Work started after a quick ice breaker (called ping pong), which their dear classmate Anika won. Thus, they proceeded afterwards to continue the tasks that they had been assigned. Two people worked on sanding down floor boards and adding varnish. Another group pulled out nails from wooden planks, a third painted more wooden planks with protective liquid (which went to be used as a base for the roof of the building) and another group worked on lifting planks to the roof.
Then, it was lunch time. The tension in the air was clear, as all opened their styrofoam boxes in what seemed to be slow motion, anticipating the food and hoping, no, WISHING, that it will be edible. A collective sigh of relief was then let out when the proteins of the course were discovered to be chew-able chicken, and the vegetarian option was actually seasoned. This, however, was only the beginning of the surprises that followed suit.
For the past days, there were rumors spreading like a wildfire through the group of a surprise coming. Right after lunch the group was called to assemble and were told that all the rumors were TRUE! The surprise they were waiting for was a journey into the unknown lands of Buftea, full of stray cats and dogs and a green haven in the middle of the city.
The group started by making their way through the town of Buftea and headed towards Ştirbey Domain, which is a palace that used to be owned by the local royalty.
There they saw an adorable alpaca and some amazing peacocks (and a cat. Very important.)
They also came across a stunning church, which stood tall against their small bodies, eyes gazing upwards in admiration.
By the time they were all back, they went to a colorful, cheerful Turkish restaurant and ordered a plethora of food, as expected after a long day out.
Note: Bella’s fandom was greatly disappointed in her absence on site today
The day started off pretty early like usual; with a full healthy ROMANIAN breakfast. Everyone wakes up and gets ready and meets downstairs in the hotel lobby. We then took our party bus with the blue and red lights, which hyped us up to a small town near Buftea called Buciumeni. Like usual we got our helmets on and our gloves, we talked strategy and we jump right in. But before we jumped in, we did an energizer to really get the blood flowing.
What came next is how we were split up. We were spilt into 4 groups. The boys were working on moving wood, some of the girls were painting, some were sweeping on the top floor, and some were hammering nails all the way until lunch.
The biggest highlight for everyone was seeing our beloved Bella (the dog from yesterday) come back to us.

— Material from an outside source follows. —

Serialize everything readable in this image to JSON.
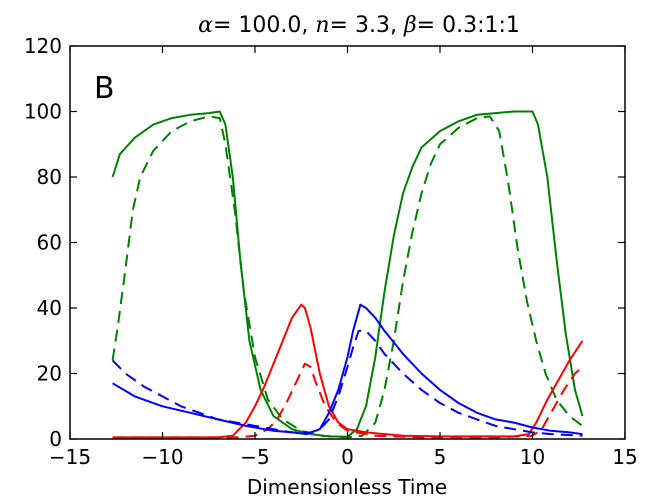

We initially thought something might have happened to her. We were so excited to see her looking fresh and healthy; and most importantly alive.
A highlight we have encountered every day is how kind the construction workers are. Even if they don’t speak our language (for some of us), they still tried to help us and explain as well as possible. Luckily, not only did they speak Romanian, but they also spoke Italian. Seeing as we have an Italian boy student, and a girl that speaks Romanian, it was easier to communicate with them.
Lunch today was not a highlight. We didn’t realise that bubblegum came with meat flavour but the effort was appreciated. The dogs, however, were very enchanted by the delicacy.
After lunch, we switched tasks. Some of us managed to complete the task faster than others; or more accurately a lot faster than the others.
We had another well-deserved break in the afternoon where we all enjoyed some cold fresh juicy watermelon. Some of us more than others, seeing as even now there are traces of watermelon juice after the watermelon eating competitions; Giulio was the clear winner for those interested!
And Ms. Mechkova sure did love her watermelon!